Conquanto quando exacerbada esta proteção finda por ser similar a impunidade, muitas vezes sendo consequência de penas brandas e cautela desmedida, o que torna a população descrente quanto ao caráter punitivo dado aos atos tidos como crime.

2.6. A possibilidade de reparação civil

A reparação civil é feita basicamente através da indenização (que tem natureza compensatória) e da restituição do bem jurídico o tanto quanto possível ao estado anterior ao evento danoso.
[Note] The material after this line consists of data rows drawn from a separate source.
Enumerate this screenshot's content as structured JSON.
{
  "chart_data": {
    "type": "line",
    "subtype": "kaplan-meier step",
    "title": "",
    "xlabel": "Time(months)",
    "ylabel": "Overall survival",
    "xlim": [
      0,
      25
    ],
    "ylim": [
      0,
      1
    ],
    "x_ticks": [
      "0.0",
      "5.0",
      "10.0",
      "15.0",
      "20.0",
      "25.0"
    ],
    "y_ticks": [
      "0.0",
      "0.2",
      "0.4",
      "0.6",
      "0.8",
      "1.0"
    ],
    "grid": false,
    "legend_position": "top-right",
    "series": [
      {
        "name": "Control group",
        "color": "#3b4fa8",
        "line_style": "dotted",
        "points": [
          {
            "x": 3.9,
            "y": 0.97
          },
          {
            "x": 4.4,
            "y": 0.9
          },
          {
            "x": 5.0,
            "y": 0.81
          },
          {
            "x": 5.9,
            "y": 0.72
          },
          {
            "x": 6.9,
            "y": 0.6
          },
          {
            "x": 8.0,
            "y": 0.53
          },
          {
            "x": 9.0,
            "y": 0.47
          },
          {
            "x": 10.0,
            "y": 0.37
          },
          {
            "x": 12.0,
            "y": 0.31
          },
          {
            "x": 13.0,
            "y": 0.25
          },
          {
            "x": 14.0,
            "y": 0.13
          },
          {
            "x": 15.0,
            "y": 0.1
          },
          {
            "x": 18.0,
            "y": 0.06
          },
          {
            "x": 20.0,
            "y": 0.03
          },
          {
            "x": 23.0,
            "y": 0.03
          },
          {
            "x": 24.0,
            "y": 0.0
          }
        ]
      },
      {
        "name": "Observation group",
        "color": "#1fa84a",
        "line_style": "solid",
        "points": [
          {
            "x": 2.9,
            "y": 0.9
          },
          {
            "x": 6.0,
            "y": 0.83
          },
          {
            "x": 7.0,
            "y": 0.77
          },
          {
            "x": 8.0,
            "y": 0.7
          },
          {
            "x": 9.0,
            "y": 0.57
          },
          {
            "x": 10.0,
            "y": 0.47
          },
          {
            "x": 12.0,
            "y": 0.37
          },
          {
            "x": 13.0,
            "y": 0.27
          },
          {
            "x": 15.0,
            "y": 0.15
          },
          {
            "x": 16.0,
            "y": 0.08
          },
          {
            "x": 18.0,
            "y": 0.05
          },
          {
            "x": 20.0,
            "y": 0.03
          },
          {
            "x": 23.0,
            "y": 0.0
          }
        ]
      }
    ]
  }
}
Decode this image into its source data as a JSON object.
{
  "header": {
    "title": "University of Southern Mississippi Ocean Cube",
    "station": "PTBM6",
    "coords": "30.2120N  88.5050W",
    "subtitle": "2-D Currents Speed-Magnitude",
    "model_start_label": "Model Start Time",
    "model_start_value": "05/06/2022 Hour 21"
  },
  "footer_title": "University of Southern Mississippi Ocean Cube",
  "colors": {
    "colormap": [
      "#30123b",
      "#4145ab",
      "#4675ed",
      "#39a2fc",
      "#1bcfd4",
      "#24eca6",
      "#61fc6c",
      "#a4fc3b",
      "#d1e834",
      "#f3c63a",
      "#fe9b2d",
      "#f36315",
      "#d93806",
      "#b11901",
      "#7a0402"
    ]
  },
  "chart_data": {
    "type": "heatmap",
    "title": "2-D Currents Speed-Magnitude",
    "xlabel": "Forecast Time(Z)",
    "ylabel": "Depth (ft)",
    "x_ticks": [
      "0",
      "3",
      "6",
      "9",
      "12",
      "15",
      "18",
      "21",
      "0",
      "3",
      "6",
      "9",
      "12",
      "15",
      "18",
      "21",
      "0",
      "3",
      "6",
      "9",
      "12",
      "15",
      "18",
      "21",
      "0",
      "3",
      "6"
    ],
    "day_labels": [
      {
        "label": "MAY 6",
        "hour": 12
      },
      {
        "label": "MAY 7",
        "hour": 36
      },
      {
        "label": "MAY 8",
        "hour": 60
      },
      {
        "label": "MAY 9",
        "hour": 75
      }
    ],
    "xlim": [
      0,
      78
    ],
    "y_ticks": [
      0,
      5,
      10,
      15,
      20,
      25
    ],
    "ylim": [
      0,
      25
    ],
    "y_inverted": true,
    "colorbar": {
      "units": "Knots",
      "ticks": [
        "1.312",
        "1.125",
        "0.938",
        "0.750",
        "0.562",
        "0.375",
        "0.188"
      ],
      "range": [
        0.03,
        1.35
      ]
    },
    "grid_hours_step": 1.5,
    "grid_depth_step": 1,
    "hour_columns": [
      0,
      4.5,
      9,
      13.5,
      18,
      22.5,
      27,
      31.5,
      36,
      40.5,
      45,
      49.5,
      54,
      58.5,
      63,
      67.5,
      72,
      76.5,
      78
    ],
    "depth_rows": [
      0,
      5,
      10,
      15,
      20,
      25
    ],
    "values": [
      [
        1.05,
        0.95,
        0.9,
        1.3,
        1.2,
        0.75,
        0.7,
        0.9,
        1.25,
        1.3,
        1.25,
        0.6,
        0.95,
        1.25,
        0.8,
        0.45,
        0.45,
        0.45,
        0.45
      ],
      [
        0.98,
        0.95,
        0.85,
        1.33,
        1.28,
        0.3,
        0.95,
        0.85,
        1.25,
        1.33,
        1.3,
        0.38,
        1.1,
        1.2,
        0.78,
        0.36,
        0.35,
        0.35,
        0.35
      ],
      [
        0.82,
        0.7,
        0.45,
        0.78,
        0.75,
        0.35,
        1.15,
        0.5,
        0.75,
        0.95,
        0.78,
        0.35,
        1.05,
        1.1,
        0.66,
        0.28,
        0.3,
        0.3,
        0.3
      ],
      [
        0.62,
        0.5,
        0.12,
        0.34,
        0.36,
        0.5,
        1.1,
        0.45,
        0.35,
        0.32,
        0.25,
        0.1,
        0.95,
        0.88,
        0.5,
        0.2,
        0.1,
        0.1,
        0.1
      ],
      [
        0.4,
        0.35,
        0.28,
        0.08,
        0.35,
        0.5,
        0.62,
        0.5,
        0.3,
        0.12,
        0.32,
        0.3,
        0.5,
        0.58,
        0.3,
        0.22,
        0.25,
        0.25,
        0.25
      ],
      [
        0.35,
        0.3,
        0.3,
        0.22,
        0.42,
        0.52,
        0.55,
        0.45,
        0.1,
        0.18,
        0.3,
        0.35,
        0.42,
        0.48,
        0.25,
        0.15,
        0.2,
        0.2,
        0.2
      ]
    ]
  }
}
Hodiernamente, a reparação civil por ilícitos penais não é tida como sincrética, mas somente como possível, conforme disposição do artigo 63 do Código de Processo Penal, no qual resta prevista a possibilidade de ação civil que vise indenização pelos danos experimentados pelo ofendido, seu representante legal ou seus herdeiros.

Conquanto, esta matéria é controvertida.

“O juiz criminal tem obrigação, por força de lei, de fixar um valor mínimo para reparar os danos causados por uma infração”. A decisão é da 4ª Câmara Criminal do Tribunal de Justiça de Minas Gerais[1], que, por maioria, entendeu que a indenização reparatória à vítima, embora seja matéria cível, deve ser inserida na sentença penal condenatória por conta do artigo 387, inciso 4º, do Código de Processo Penal. Por ser norma cogente, ou seja, independe da vontade do indivíduo, o juiz não pode deixar de apurar o valor.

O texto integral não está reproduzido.